Many devices are equipped with potential-free “dry” contacts (inverters, UPSs, batteries with BMS controllers, battery monitors, time relays, etc.) and this allows to implement all possible algorithms of generator use.
OVERVOLTAGE and OVERLOAD PROTECTION
If the voltage on the 48V busbar or the battery to be supplied should rise to 57V and higher for any reason, the generator switches off immediately.
The output voltage of the generator is reduced when the maximum current is exceeded and can be lower than 48V, but if it gets too low, it is recognized as a short circuit and the generator is switched off immediately.
It is normal for the red LED to light up while charging at maximum current. This only means that the maximum output current of the generator has been reached.
PROTECTION IN THE EVENT OF LOW FUEL OR ENGINE OIL
If the fuel is used up, the engine stops.
If the oil level is too low (yellow LED lights up), the engine stops immediately.
If the starting conditions are met (the battery voltage is below 47.5-48V in AUTO mode or EXTERNAL CONTROL contacts are short-circuited in EXTERNAL CONTROL mode), the engine tries to start 5 times and if it doesn't work, an error message appears (red LED flashes).

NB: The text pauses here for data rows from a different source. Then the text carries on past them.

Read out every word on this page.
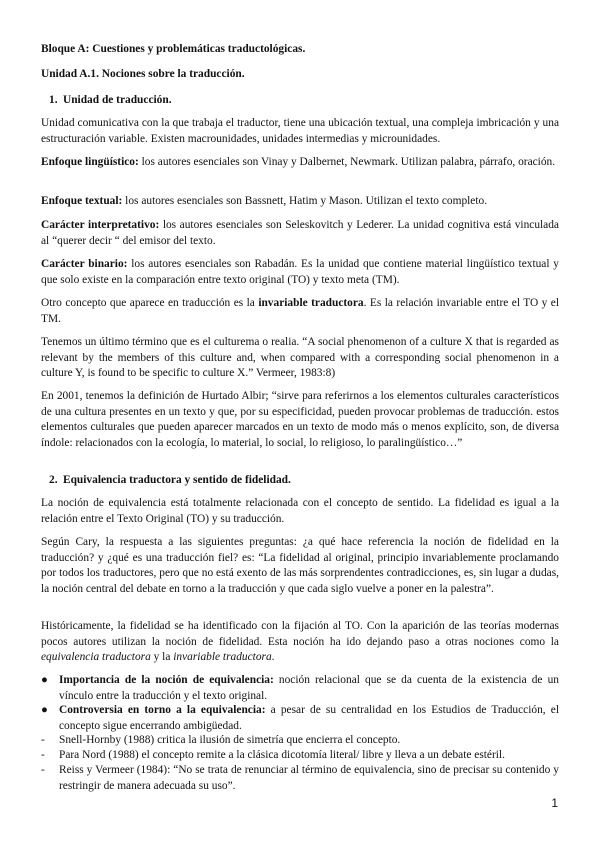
Bloque A: Cuestiones y problemáticas traductológicas.

Unidad A.1. Nociones sobre la traducción.

1. Unidad de traducción.

Unidad comunicativa con la que trabaja el traductor, tiene una ubicación textual, una compleja imbricación y una estructuración variable. Existen macrounidades, unidades intermedias y microunidades.

Enfoque lingüístico: los autores esenciales son Vinay y Dalbernet, Newmark. Utilizan palabra, párrafo, oración.

Enfoque textual: los autores esenciales son Bassnett, Hatim y Mason. Utilizan el texto completo.

Carácter interpretativo: los autores esenciales son Seleskovitch y Lederer. La unidad cognitiva está vinculada al “querer decir “ del emisor del texto.

Carácter binario: los autores esenciales son Rabadán. Es la unidad que contiene material lingüístico textual y que solo existe en la comparación entre texto original (TO) y texto meta (TM).

Otro concepto que aparece en traducción es la invariable traductora. Es la relación invariable entre el TO y el TM.

Tenemos un último término que es el culturema o realia. “A social phenomenon of a culture X that is regarded as relevant by the members of this culture and, when compared with a corresponding social phenomenon in a culture Y, is found to be specific to culture X.” Vermeer, 1983:8)

En 2001, tenemos la definición de Hurtado Albir; “sirve para referirnos a los elementos culturales característicos de una cultura presentes en un texto y que, por su especificidad, pueden provocar problemas de traducción. estos elementos culturales que pueden aparecer marcados en un texto de modo más o menos explícito, son, de diversa índole: relacionados con la ecología, lo material, lo social, lo religioso, lo paralingüístico…”

2. Equivalencia traductora y sentido de fidelidad.

La noción de equivalencia está totalmente relacionada con el concepto de sentido. La fidelidad es igual a la relación entre el Texto Original (TO) y su traducción.

Según Cary, la respuesta a las siguientes preguntas: ¿a qué hace referencia la noción de fidelidad en la traducción? y ¿qué es una traducción fiel? es: “La fidelidad al original, principio invariablemente proclamando por todos los traductores, pero que no está exento de las más sorprendentes contradicciones, es, sin lugar a dudas, la noción central del debate en torno a la traducción y que cada siglo vuelve a poner en la palestra”.

Históricamente, la fidelidad se ha identificado con la fijación al TO. Con la aparición de las teorías modernas pocos autores utilizan la noción de fidelidad. Esta noción ha ido dejando paso a otras nociones como la equivalencia traductora y la invariable traductora.

● Importancia de la noción de equivalencia: noción relacional que se da cuenta de la existencia de un vínculo entre la traducción y el texto original.

● Controversia en torno a la equivalencia: a pesar de su centralidad en los Estudios de Traducción, el concepto sigue encerrando ambigüedad.

- Snell-Hornby (1988) critica la ilusión de simetría que encierra el concepto.

- Para Nord (1988) el concepto remite a la clásica dicotomía literal/ libre y lleva a un debate estéril.

- Reiss y Vermeer (1984): “No se trata de renunciar al término de equivalencia, sino de precisar su contenido y restringir de manera adecuada su uso”.

1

The generator does not have its own battery and is started by the battery to be supplied. The battery to be supplied usually has a capacity of several kWh and even with a low charge there is still more than enough energy to start the generator, even after several attempts to start it. This eliminates the need for regular maintenance of the generator's battery, as is customary with AC generators, for example, and increases the reliability of the emergency power supply when the generator is rarely used.
With the generator, however, care must be taken to ensure that the shelf life of the fuel is not exceeded. We recommend only using long-lasting petrol with an octane number of 90-95 as fuel, paying attention to possible deposits in the carburetor and draining them off in good time depending on the shelf life of the petrol.
It is also important to pay attention to the shelf life of the engine oil. This must be changed either every 12-18 months according to the manufacturer's specifications or every 50 operating hours.
The air filter should be replaced depending on how dirty it is.
The direct current generator KS 48V-DC may only be operated with 48V batteries, which are listed in the table above. It is imperative to pay attention to the parameters of the entire power supply system. In systems where the 48V busbar is supplied exclusively by the inverter, it must be ensured that other DC power sources can be connected to the 48V busbar and that there are no faults in the controller (especially with energy management based on energy flows) of the plant caused.
These instructions can only be taken as a recommendation, are illustrative and must be adapted to the exact local circumstances and conditions during installation. The installation itself should be carried out in compliance with all standards and regulations. We take no responsibility for the wrong installations and their consequences.